Verify that a client is able to get DNS responses if one of the DNS servers are unavailable. Unavailability of single DNS servers may affect the latency of the DNS responses, but should not affect the availability of the DNS service.

Operations and monitoring

Given the VCL example above, individual cache nodes can be drained in a non-disruptive way by creating the file /etc/varnish/maintenance on a cache node. If this file exists on a cache node, the DNS servers will stop sending clients to this node. Existing clients will go to other nodes as soon as the DNS entry expires and is refreshed. Simply remove the file to let the cache node back into active duty again.

Health monitoring of the DNS nodes can be done using the check_dns plugin for Nagios and the built-in Prometheus interface from PowerDNS. For more information about managing PowerDNS, please refer to the PowerDNS documentation.

Conclusion

This tutorial shows how a simple and self-hosted DNS based GSLB can be set up to balance clients between multiple data centers. It takes the location of the client and the health of the cache nodes into account.
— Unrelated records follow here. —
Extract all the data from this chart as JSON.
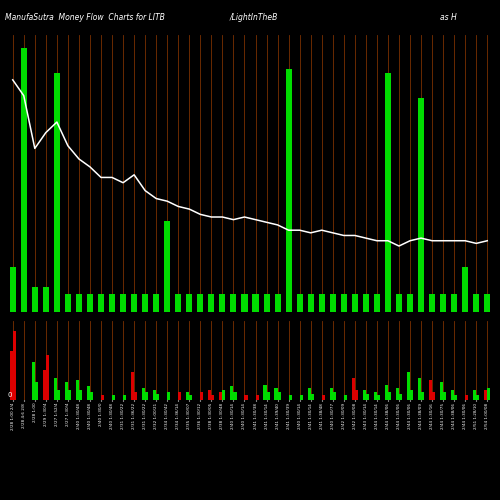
{
  "title_left": "ManufaSutra  Money Flow  Charts for LITB",
  "title_mid": "/LightInTheB",
  "title_right": "as H",
  "bg_color": "#000000",
  "green": "#00dd00",
  "red": "#dd0000",
  "line_color": "#ffffff",
  "vline_color": "#7B3000",
  "n_bars": 44,
  "upper_bars": [
    55,
    320,
    30,
    30,
    290,
    22,
    22,
    22,
    22,
    22,
    22,
    22,
    22,
    22,
    110,
    22,
    22,
    22,
    22,
    22,
    22,
    22,
    22,
    22,
    22,
    295,
    22,
    22,
    22,
    22,
    22,
    22,
    22,
    22,
    290,
    22,
    22,
    260,
    22,
    22,
    22,
    55,
    22,
    22
  ],
  "upper_colors": [
    "g",
    "g",
    "g",
    "g",
    "g",
    "g",
    "g",
    "g",
    "g",
    "g",
    "g",
    "g",
    "g",
    "g",
    "g",
    "g",
    "g",
    "g",
    "g",
    "g",
    "g",
    "g",
    "g",
    "g",
    "g",
    "g",
    "g",
    "g",
    "g",
    "g",
    "g",
    "g",
    "g",
    "g",
    "g",
    "g",
    "g",
    "g",
    "g",
    "g",
    "g",
    "g",
    "g",
    "g"
  ],
  "lower_bars": [
    [
      50,
      "r"
    ],
    [
      0,
      "g"
    ],
    [
      38,
      "g"
    ],
    [
      30,
      "r"
    ],
    [
      22,
      "g"
    ],
    [
      18,
      "g"
    ],
    [
      20,
      "g"
    ],
    [
      14,
      "g"
    ],
    [
      0,
      "r"
    ],
    [
      0,
      "g"
    ],
    [
      0,
      "g"
    ],
    [
      28,
      "r"
    ],
    [
      12,
      "g"
    ],
    [
      10,
      "g"
    ],
    [
      0,
      "g"
    ],
    [
      0,
      "r"
    ],
    [
      8,
      "g"
    ],
    [
      0,
      "g"
    ],
    [
      10,
      "r"
    ],
    [
      8,
      "r"
    ],
    [
      14,
      "g"
    ],
    [
      0,
      "r"
    ],
    [
      0,
      "r"
    ],
    [
      15,
      "g"
    ],
    [
      12,
      "g"
    ],
    [
      0,
      "g"
    ],
    [
      0,
      "g"
    ],
    [
      12,
      "g"
    ],
    [
      0,
      "r"
    ],
    [
      12,
      "g"
    ],
    [
      0,
      "g"
    ],
    [
      22,
      "r"
    ],
    [
      10,
      "g"
    ],
    [
      8,
      "g"
    ],
    [
      15,
      "g"
    ],
    [
      12,
      "g"
    ],
    [
      28,
      "g"
    ],
    [
      22,
      "g"
    ],
    [
      20,
      "r"
    ],
    [
      18,
      "g"
    ],
    [
      10,
      "g"
    ],
    [
      0,
      "r"
    ],
    [
      10,
      "g"
    ],
    [
      10,
      "r"
    ]
  ],
  "lower_bars2": [
    [
      70,
      "r"
    ],
    [
      0,
      "g"
    ],
    [
      18,
      "g"
    ],
    [
      45,
      "r"
    ],
    [
      10,
      "g"
    ],
    [
      10,
      "g"
    ],
    [
      10,
      "g"
    ],
    [
      8,
      "g"
    ],
    [
      5,
      "r"
    ],
    [
      5,
      "g"
    ],
    [
      5,
      "g"
    ],
    [
      8,
      "r"
    ],
    [
      8,
      "g"
    ],
    [
      6,
      "g"
    ],
    [
      8,
      "g"
    ],
    [
      8,
      "r"
    ],
    [
      5,
      "g"
    ],
    [
      8,
      "r"
    ],
    [
      5,
      "r"
    ],
    [
      10,
      "g"
    ],
    [
      8,
      "g"
    ],
    [
      5,
      "r"
    ],
    [
      5,
      "r"
    ],
    [
      8,
      "g"
    ],
    [
      8,
      "g"
    ],
    [
      5,
      "g"
    ],
    [
      5,
      "g"
    ],
    [
      6,
      "g"
    ],
    [
      5,
      "r"
    ],
    [
      8,
      "g"
    ],
    [
      5,
      "g"
    ],
    [
      10,
      "r"
    ],
    [
      6,
      "g"
    ],
    [
      5,
      "g"
    ],
    [
      8,
      "g"
    ],
    [
      6,
      "g"
    ],
    [
      10,
      "g"
    ],
    [
      8,
      "g"
    ],
    [
      8,
      "r"
    ],
    [
      8,
      "g"
    ],
    [
      5,
      "g"
    ],
    [
      5,
      "r"
    ],
    [
      5,
      "g"
    ],
    [
      12,
      "g"
    ]
  ],
  "line_y": [
    88,
    82,
    62,
    68,
    72,
    63,
    58,
    55,
    51,
    51,
    49,
    52,
    46,
    43,
    42,
    40,
    39,
    37,
    36,
    36,
    35,
    36,
    35,
    34,
    33,
    31,
    31,
    30,
    31,
    30,
    29,
    29,
    28,
    27,
    27,
    25,
    27,
    28,
    27,
    27,
    27,
    27,
    26,
    27
  ],
  "xlabels": [
    "2/28 1:00 2/4",
    "2/28 4:6 2/8",
    "2/28 1:00",
    "2/29 1:30/4",
    "2/27 1:52/4",
    "2/27 1:30/4",
    "2/40 1:30/48",
    "2/40 1:30/48",
    "2/40 1:30/0",
    "2/40 1:30/48",
    "2/31 1:30/22",
    "2/31 1:36/22",
    "2/31 1:30/22",
    "2/32 1:00/21",
    "2/34 1:30/42",
    "2/34 1:36/14",
    "2/35 1:30/07",
    "2/36 1:30/12",
    "2/38 1:30/05",
    "2/38 1:30/48",
    "2/40 1:30/14",
    "2/40 1:30/14",
    "2/41 1:30/38",
    "2/41 1:30/14",
    "2/41 1:39/40",
    "2/41 1:30/39",
    "2/40 1:30/14",
    "2/41 1:30/14",
    "2/41 1:38/48",
    "2/40 1:30/77",
    "2/42 1:30/09",
    "2/42 1:30/08",
    "2/43 1:30/14",
    "2/44 1:30/14",
    "2/44 1:38/06",
    "2/44 1:30/06",
    "2/44 1:30/06",
    "2/44 1:38/09",
    "2/44 1:30/16",
    "2/44 1:30/75",
    "2/44 1:38/06",
    "2/44 1:30/06",
    "2/51 1:28/10",
    "2/54 1:00/08"
  ]
}
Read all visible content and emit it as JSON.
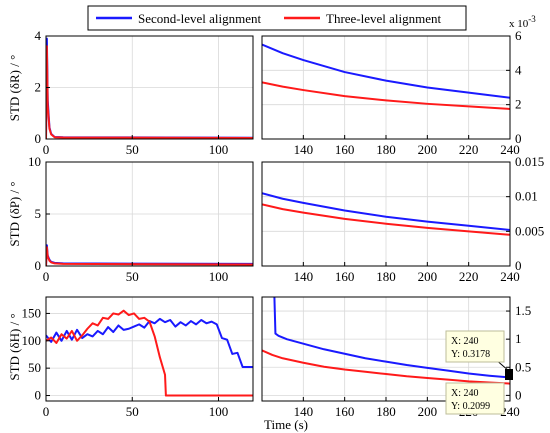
{
  "legend": {
    "entries": [
      {
        "label": "Second-level alignment",
        "color": "#1a1aff"
      },
      {
        "label": "Three-level alignment",
        "color": "#ff1a1a"
      }
    ]
  },
  "xlabel": "Time (s)",
  "right_top_exponent": {
    "base": "x 10",
    "exp": "-3"
  },
  "datatips": [
    {
      "x_label": "X: 240",
      "y_label": "Y: 0.3178"
    },
    {
      "x_label": "X: 240",
      "y_label": "Y: 0.2099"
    }
  ],
  "chart_data": [
    {
      "type": "line",
      "panel": "left-row1",
      "ylabel": "STD (δR) / °",
      "xlim": [
        0,
        120
      ],
      "ylim": [
        0,
        4
      ],
      "xticks": [
        0,
        50,
        100
      ],
      "yticks": [
        0,
        2,
        4
      ],
      "series": [
        {
          "name": "Second-level alignment",
          "color": "#1a1aff",
          "x": [
            0,
            0.5,
            1,
            2,
            3,
            5,
            10,
            120
          ],
          "y": [
            0,
            3.9,
            1.5,
            0.45,
            0.2,
            0.08,
            0.07,
            0.05
          ]
        },
        {
          "name": "Three-level alignment",
          "color": "#ff1a1a",
          "x": [
            0,
            0.5,
            1,
            2,
            3,
            5,
            10,
            120
          ],
          "y": [
            0,
            3.6,
            1.3,
            0.4,
            0.18,
            0.07,
            0.06,
            0.04
          ]
        }
      ]
    },
    {
      "type": "line",
      "panel": "right-row1",
      "xlim": [
        120,
        240
      ],
      "ylim": [
        0,
        6
      ],
      "y_multiplier": "x 10^-3",
      "xticks": [
        140,
        160,
        180,
        200,
        220,
        240
      ],
      "yticks": [
        0,
        2,
        4,
        6
      ],
      "series": [
        {
          "name": "Second-level alignment",
          "color": "#1a1aff",
          "x": [
            120,
            130,
            140,
            160,
            180,
            200,
            220,
            240
          ],
          "y": [
            5.5,
            5.0,
            4.6,
            3.9,
            3.4,
            3.0,
            2.7,
            2.4
          ]
        },
        {
          "name": "Three-level alignment",
          "color": "#ff1a1a",
          "x": [
            120,
            130,
            140,
            160,
            180,
            200,
            220,
            240
          ],
          "y": [
            3.3,
            3.05,
            2.85,
            2.5,
            2.25,
            2.05,
            1.9,
            1.75
          ]
        }
      ]
    },
    {
      "type": "line",
      "panel": "left-row2",
      "ylabel": "STD (δP) / °",
      "xlim": [
        0,
        120
      ],
      "ylim": [
        0,
        10
      ],
      "xticks": [
        0,
        50,
        100
      ],
      "yticks": [
        0,
        5,
        10
      ],
      "series": [
        {
          "name": "Second-level alignment",
          "color": "#1a1aff",
          "x": [
            0,
            0.5,
            1,
            2,
            3,
            5,
            10,
            120
          ],
          "y": [
            0,
            2.0,
            1.0,
            0.6,
            0.4,
            0.3,
            0.25,
            0.2
          ]
        },
        {
          "name": "Three-level alignment",
          "color": "#ff1a1a",
          "x": [
            0,
            0.5,
            1,
            2,
            3,
            5,
            10,
            120
          ],
          "y": [
            0,
            1.8,
            0.9,
            0.5,
            0.35,
            0.25,
            0.2,
            0.15
          ]
        }
      ]
    },
    {
      "type": "line",
      "panel": "right-row2",
      "xlim": [
        120,
        240
      ],
      "ylim": [
        0,
        0.015
      ],
      "xticks": [
        140,
        160,
        180,
        200,
        220,
        240
      ],
      "yticks": [
        0,
        0.005,
        0.01,
        0.015
      ],
      "series": [
        {
          "name": "Second-level alignment",
          "color": "#1a1aff",
          "x": [
            120,
            130,
            140,
            160,
            180,
            200,
            220,
            240
          ],
          "y": [
            0.0105,
            0.0097,
            0.0091,
            0.008,
            0.0071,
            0.0064,
            0.0058,
            0.0052
          ]
        },
        {
          "name": "Three-level alignment",
          "color": "#ff1a1a",
          "x": [
            120,
            130,
            140,
            160,
            180,
            200,
            220,
            240
          ],
          "y": [
            0.0089,
            0.0082,
            0.0077,
            0.0068,
            0.0061,
            0.0055,
            0.005,
            0.0045
          ]
        }
      ]
    },
    {
      "type": "line",
      "panel": "left-row3",
      "ylabel": "STD (δH) / °",
      "xlim": [
        0,
        120
      ],
      "ylim": [
        -10,
        180
      ],
      "xticks": [
        0,
        50,
        100
      ],
      "yticks": [
        0,
        50,
        100,
        150
      ],
      "series": [
        {
          "name": "Second-level alignment",
          "color": "#1a1aff",
          "x": [
            0,
            3,
            6,
            9,
            12,
            15,
            18,
            21,
            24,
            27,
            30,
            33,
            36,
            39,
            42,
            45,
            48,
            51,
            54,
            57,
            60,
            63,
            66,
            69,
            72,
            75,
            78,
            81,
            84,
            87,
            90,
            93,
            96,
            99,
            102,
            105,
            108,
            111,
            114,
            117,
            120
          ],
          "y": [
            110,
            98,
            115,
            100,
            118,
            102,
            120,
            105,
            112,
            108,
            118,
            112,
            125,
            116,
            128,
            120,
            122,
            126,
            130,
            124,
            136,
            132,
            140,
            134,
            138,
            126,
            134,
            128,
            136,
            130,
            138,
            132,
            135,
            130,
            105,
            102,
            76,
            78,
            52,
            52,
            52
          ]
        },
        {
          "name": "Three-level alignment",
          "color": "#ff1a1a",
          "x": [
            0,
            3,
            6,
            9,
            12,
            15,
            18,
            21,
            24,
            27,
            30,
            33,
            36,
            39,
            42,
            45,
            48,
            51,
            54,
            57,
            60,
            63,
            66,
            69,
            69.5,
            72,
            80,
            100,
            120
          ],
          "y": [
            100,
            106,
            96,
            112,
            104,
            118,
            100,
            110,
            122,
            132,
            128,
            142,
            140,
            150,
            148,
            155,
            147,
            150,
            140,
            142,
            135,
            108,
            70,
            38,
            0,
            0,
            0,
            0,
            0
          ]
        }
      ]
    },
    {
      "type": "line",
      "panel": "right-row3",
      "xlim": [
        120,
        240
      ],
      "ylim": [
        -0.1,
        1.75
      ],
      "xticks": [
        140,
        160,
        180,
        200,
        220,
        240
      ],
      "yticks": [
        0,
        0.5,
        1,
        1.5
      ],
      "series": [
        {
          "name": "Second-level alignment",
          "color": "#1a1aff",
          "x": [
            126,
            126.5,
            128,
            132,
            140,
            150,
            160,
            170,
            180,
            190,
            200,
            210,
            220,
            230,
            240
          ],
          "y": [
            1.75,
            1.1,
            1.06,
            1.0,
            0.92,
            0.82,
            0.74,
            0.66,
            0.6,
            0.54,
            0.49,
            0.44,
            0.39,
            0.35,
            0.3178
          ]
        },
        {
          "name": "Three-level alignment",
          "color": "#ff1a1a",
          "x": [
            120,
            125,
            130,
            140,
            150,
            160,
            170,
            180,
            190,
            200,
            210,
            220,
            230,
            240
          ],
          "y": [
            0.8,
            0.72,
            0.66,
            0.58,
            0.51,
            0.46,
            0.42,
            0.38,
            0.34,
            0.31,
            0.28,
            0.25,
            0.23,
            0.2099
          ]
        }
      ]
    }
  ]
}
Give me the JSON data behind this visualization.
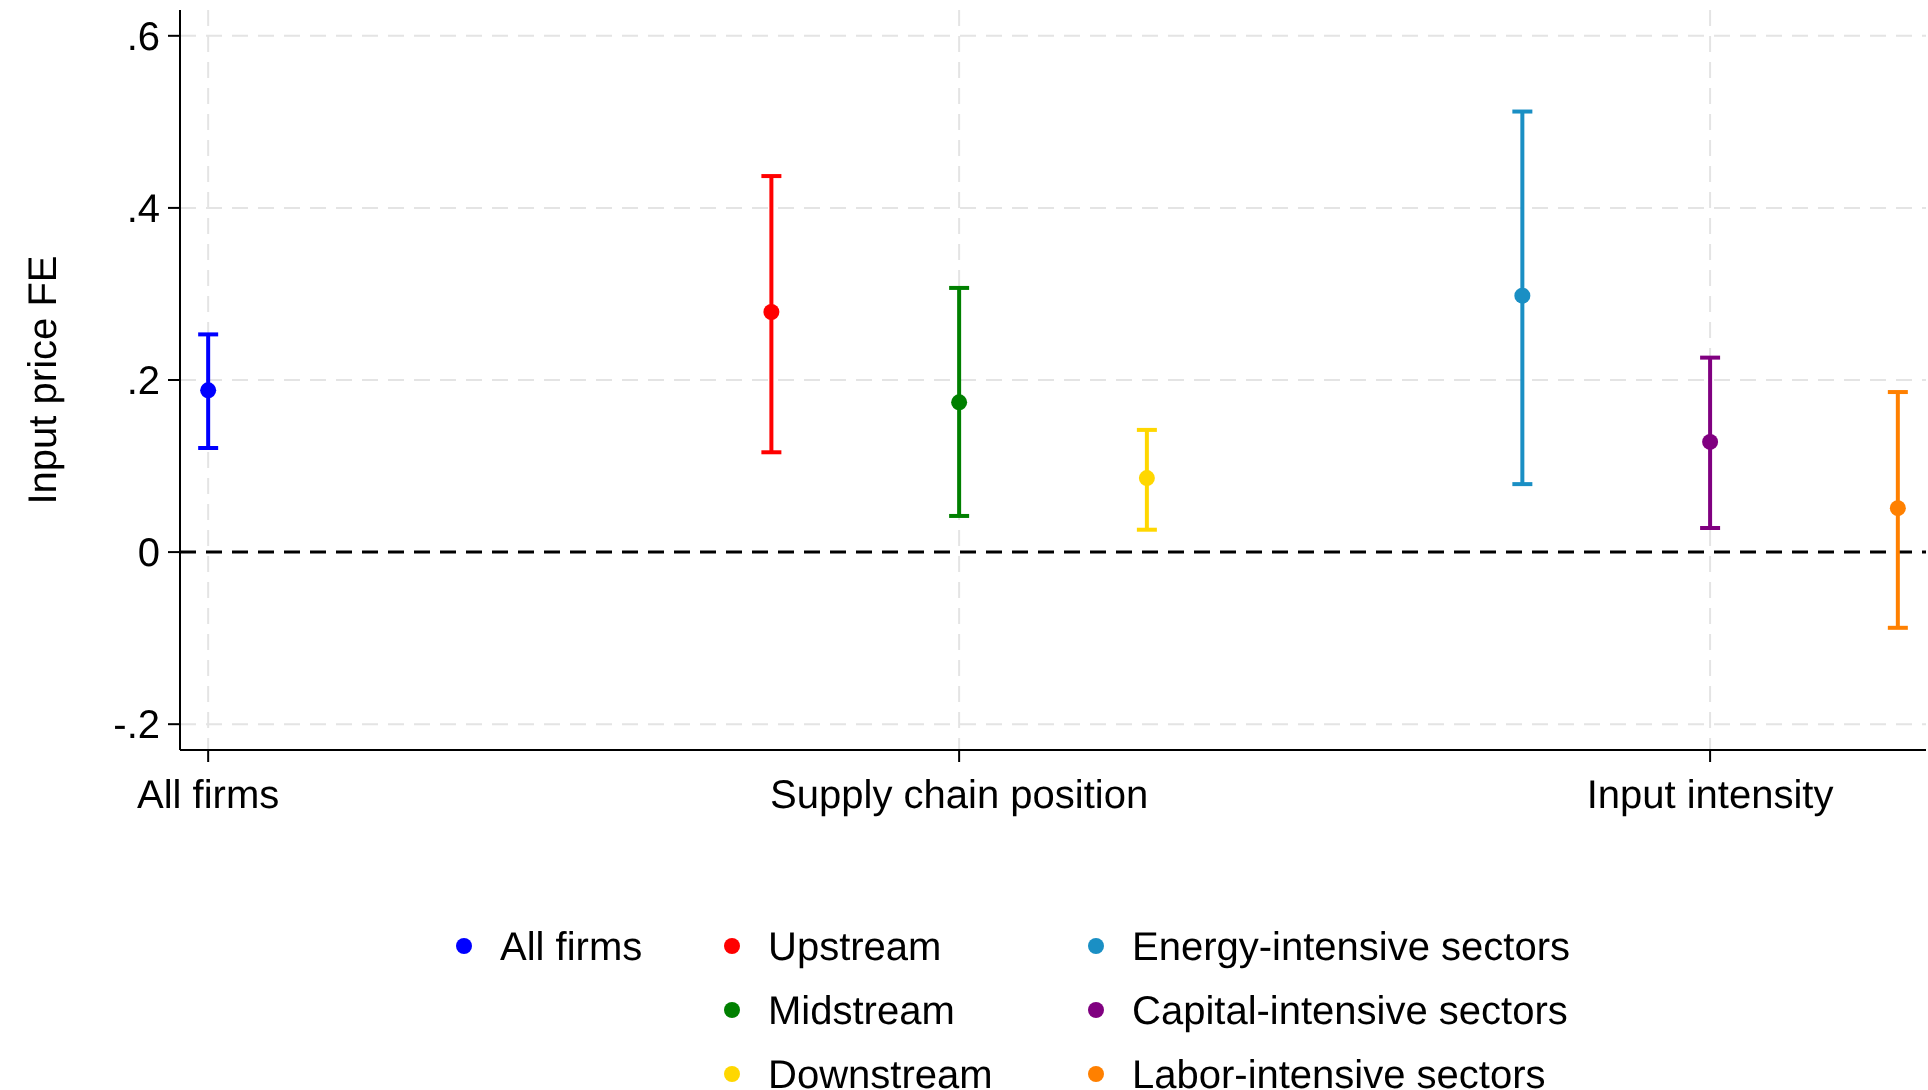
{
  "chart_data": {
    "type": "scatter",
    "ylabel": "Input price FE",
    "ylim": [
      -0.23,
      0.63
    ],
    "categories": [
      "All firms",
      null,
      null,
      null,
      "Supply chain position",
      null,
      null,
      null,
      "Input intensity",
      null
    ],
    "yticks": [
      {
        "value": -0.2,
        "label": "-.2"
      },
      {
        "value": 0,
        "label": "0"
      },
      {
        "value": 0.2,
        "label": ".2"
      },
      {
        "value": 0.4,
        "label": ".4"
      },
      {
        "value": 0.6,
        "label": ".6"
      }
    ],
    "grid": true,
    "legend": "bottom",
    "marker": "circle",
    "ref_lines": [
      {
        "axis": "y",
        "value": 0,
        "color": "#000000",
        "line_style": "dashed"
      }
    ],
    "series": [
      {
        "name": "All firms",
        "color": "#0000ff",
        "values": [
          0.188,
          null,
          null,
          null,
          null,
          null,
          null,
          null,
          null,
          null
        ],
        "errors": [
          [
            0.121,
            0.253
          ],
          null,
          null,
          null,
          null,
          null,
          null,
          null,
          null,
          null
        ]
      },
      {
        "name": "Upstream",
        "color": "#ff0000",
        "values": [
          null,
          null,
          null,
          0.279,
          null,
          null,
          null,
          null,
          null,
          null
        ],
        "errors": [
          null,
          null,
          null,
          [
            0.116,
            0.437
          ],
          null,
          null,
          null,
          null,
          null,
          null
        ]
      },
      {
        "name": "Midstream",
        "color": "#008000",
        "values": [
          null,
          null,
          null,
          null,
          0.174,
          null,
          null,
          null,
          null,
          null
        ],
        "errors": [
          null,
          null,
          null,
          null,
          [
            0.042,
            0.307
          ],
          null,
          null,
          null,
          null,
          null
        ]
      },
      {
        "name": "Downstream",
        "color": "#ffd700",
        "values": [
          null,
          null,
          null,
          null,
          null,
          0.086,
          null,
          null,
          null,
          null
        ],
        "errors": [
          null,
          null,
          null,
          null,
          null,
          [
            0.026,
            0.142
          ],
          null,
          null,
          null,
          null
        ]
      },
      {
        "name": "Energy-intensive sectors",
        "color": "#1a8fc4",
        "values": [
          null,
          null,
          null,
          null,
          null,
          null,
          null,
          0.298,
          null,
          null
        ],
        "errors": [
          null,
          null,
          null,
          null,
          null,
          null,
          null,
          [
            0.079,
            0.512
          ],
          null,
          null
        ]
      },
      {
        "name": "Capital-intensive sectors",
        "color": "#800080",
        "values": [
          null,
          null,
          null,
          null,
          null,
          null,
          null,
          null,
          0.128,
          null
        ],
        "errors": [
          null,
          null,
          null,
          null,
          null,
          null,
          null,
          null,
          [
            0.028,
            0.226
          ],
          null
        ]
      },
      {
        "name": "Labor-intensive sectors",
        "color": "#ff8000",
        "values": [
          null,
          null,
          null,
          null,
          null,
          null,
          null,
          null,
          null,
          0.051
        ],
        "errors": [
          null,
          null,
          null,
          null,
          null,
          null,
          null,
          null,
          null,
          [
            -0.088,
            0.186
          ]
        ]
      }
    ]
  }
}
For more advanced use cases, this setup can be extended in several ways. Examples of next steps are:

  • to expose the DNS servers using anycast,
  • put the cache nodes behind layer 4 load balancers (with DR/DSR) to provide a single point of entry in each data center,
  • and/or take utilization of each cache node into account.